In the same spirit of making the plays relevant to a young television audience, the plays have been given new settings, designed to draw out contemporary resonances. The scene from Julius Caesar is set among back-stabbers in a barber’s shop, while Romeo and Juliet is transposed to the Caribbean.

But are there any links between soap opera and Shakespeare? If you look at it in a certain way, there are similarities between Hermia in A Midsummer Night’s Dream and Beth Jordache in Brookside. Both had fathers that were forcing them to do something they didn’t want to do. Old Egeus was as much of a bully in his own way as horrible old Trev, considering death as a suitable punishment if Hermia refused to marry Demetrius. And both the young Scouser and the Athenian had looked into the abyss Beth during her many years of sexual abuse and then imprisonment, Hermia by being inexplicably and suddenly rejected by her two previous admirers.

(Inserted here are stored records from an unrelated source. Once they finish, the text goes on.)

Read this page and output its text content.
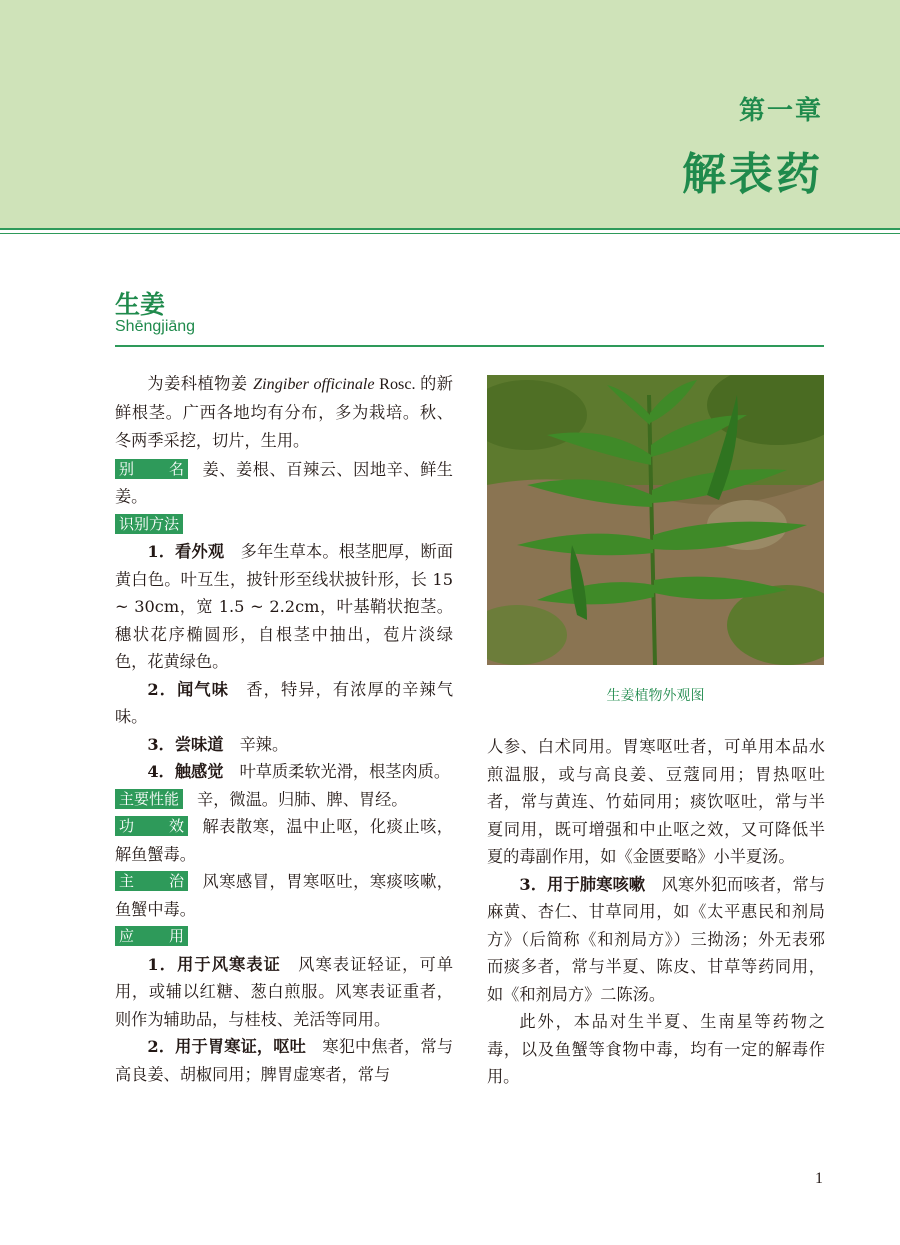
第一章
解表药
生姜
Shēngjiāng

为姜科植物姜 Zingiber officinale Rosc. 的新鲜根茎。广西各地均有分布，多为栽培。秋、冬两季采挖，切片，生用。

别　名 姜、姜根、百辣云、因地辛、鲜生姜。

识别方法

1．看外观　多年生草本。根茎肥厚，断面黄白色。叶互生，披针形至线状披针形，长 15 ~ 30cm，宽 1.5 ~ 2.2cm，叶基鞘状抱茎。穗状花序椭圆形，自根茎中抽出，苞片淡绿色，花黄绿色。

2．闻气味　香，特异，有浓厚的辛辣气味。

3．尝味道　辛辣。

4．触感觉　叶草质柔软光滑，根茎肉质。

主要性能 辛，微温。归肺、脾、胃经。

功　效 解表散寒，温中止呕，化痰止咳，解鱼蟹毒。

主　治 风寒感冒，胃寒呕吐，寒痰咳嗽，鱼蟹中毒。

应　用

1．用于风寒表证　风寒表证轻证，可单用，或辅以红糖、葱白煎服。风寒表证重者，则作为辅助品，与桂枝、羌活等同用。

2．用于胃寒证，呕吐　寒犯中焦者，常与高良姜、胡椒同用；脾胃虚寒者，常与

生姜植物外观图

人参、白术同用。胃寒呕吐者，可单用本品水煎温服，或与高良姜、豆蔻同用；胃热呕吐者，常与黄连、竹茹同用；痰饮呕吐，常与半夏同用，既可增强和中止呕之效，又可降低半夏的毒副作用，如《金匮要略》小半夏汤。

3．用于肺寒咳嗽　风寒外犯而咳者，常与麻黄、杏仁、甘草同用，如《太平惠民和剂局方》（后简称《和剂局方》）三拗汤；外无表邪而痰多者，常与半夏、陈皮、甘草等药同用，如《和剂局方》二陈汤。

此外，本品对生半夏、生南星等药物之毒，以及鱼蟹等食物中毒，均有一定的解毒作用。

1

Not that those parallels have made things easy for Anna Friel. “It was so difficult learning the lines. With the Brookside script, I’d read them over the night before and that was it. But I’d go over and over Hermia’s lines and they just wouldn’t sink in. I just didn’t understand the words. I came to the director (Stephen Unwin of the English Touring Theatre) and said “I’m so worried and insecure about this. I never started a job before without knowing what I was doing. But Stephen’s a good teacher and has given me confidence. He liked the fact that I found my own rhythm and understanding.”

She admits that she would love to play Juliet and Ophelia (she studied A-level English and theatre studies) and likes the idea of helping to break down children’s resistance to Shakespeare through her popularity with the young.

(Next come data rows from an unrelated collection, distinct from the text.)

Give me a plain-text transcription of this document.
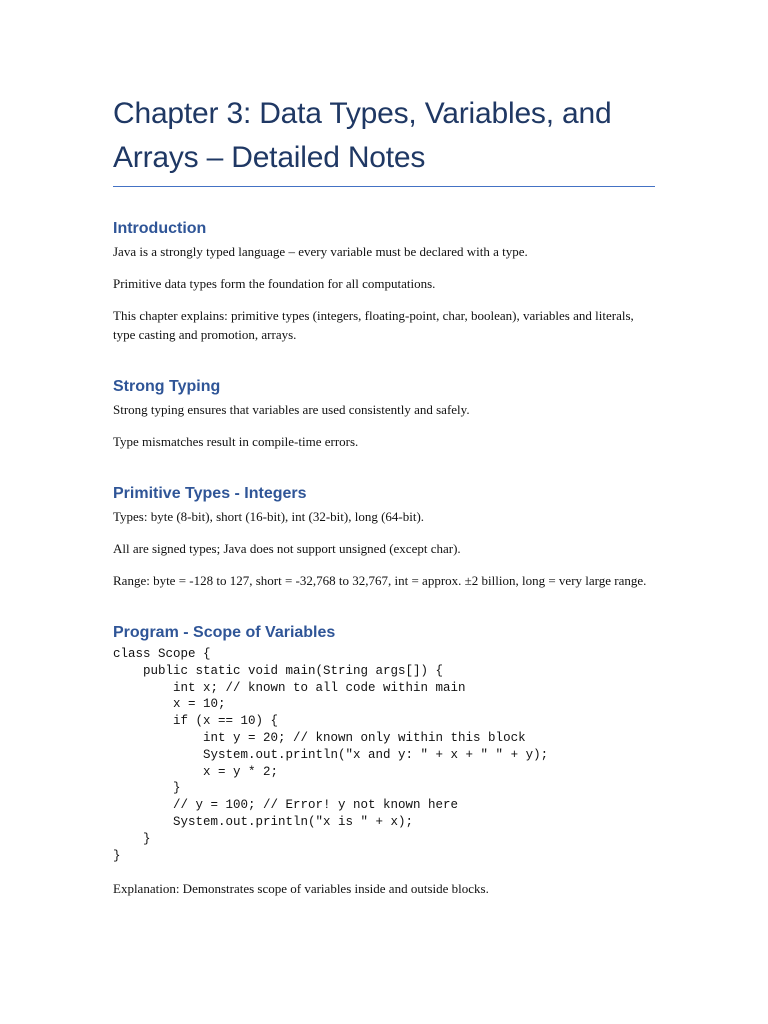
Chapter 3: Data Types, Variables, and
Arrays – Detailed Notes
Introduction

Java is a strongly typed language – every variable must be declared with a type.

Primitive data types form the foundation for all computations.

This chapter explains: primitive types (integers, floating-point, char, boolean), variables and literals, type casting and promotion, arrays.

Strong Typing

Strong typing ensures that variables are used consistently and safely.

Type mismatches result in compile-time errors.

Primitive Types - Integers

Types: byte (8-bit), short (16-bit), int (32-bit), long (64-bit).

All are signed types; Java does not support unsigned (except char).

Range: byte = -128 to 127, short = -32,768 to 32,767, int = approx. ±2 billion, long = very large range.

Program - Scope of Variables
class Scope {
public static void main(String args[]) {
int x; // known to all code within main
x = 10;
if (x == 10) {
int y = 20; // known only within this block
System.out.println("x and y: " + x + " " + y);
x = y * 2;
}
// y = 100; // Error! y not known here
System.out.println("x is " + x);
}
}

Explanation: Demonstrates scope of variables inside and outside blocks.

“The only boring bit about Shakespeare is the way it’s taught. I love children and if this helps just a few of them say ‘Anna’s doing Shakespeare’ and take a positive approach to it because of that, it will be fantastic.”

That her young Brookside fans will ever be able to forget her as Beth is doubtful. Anna herself can’t forget her. “I miss Beth incredibly. I love the character. When I watch the show on the television, I get a sinking feeling in my heart. But when I’m playing this role now, I thank God I’m out of the studio and doing something different and learning.”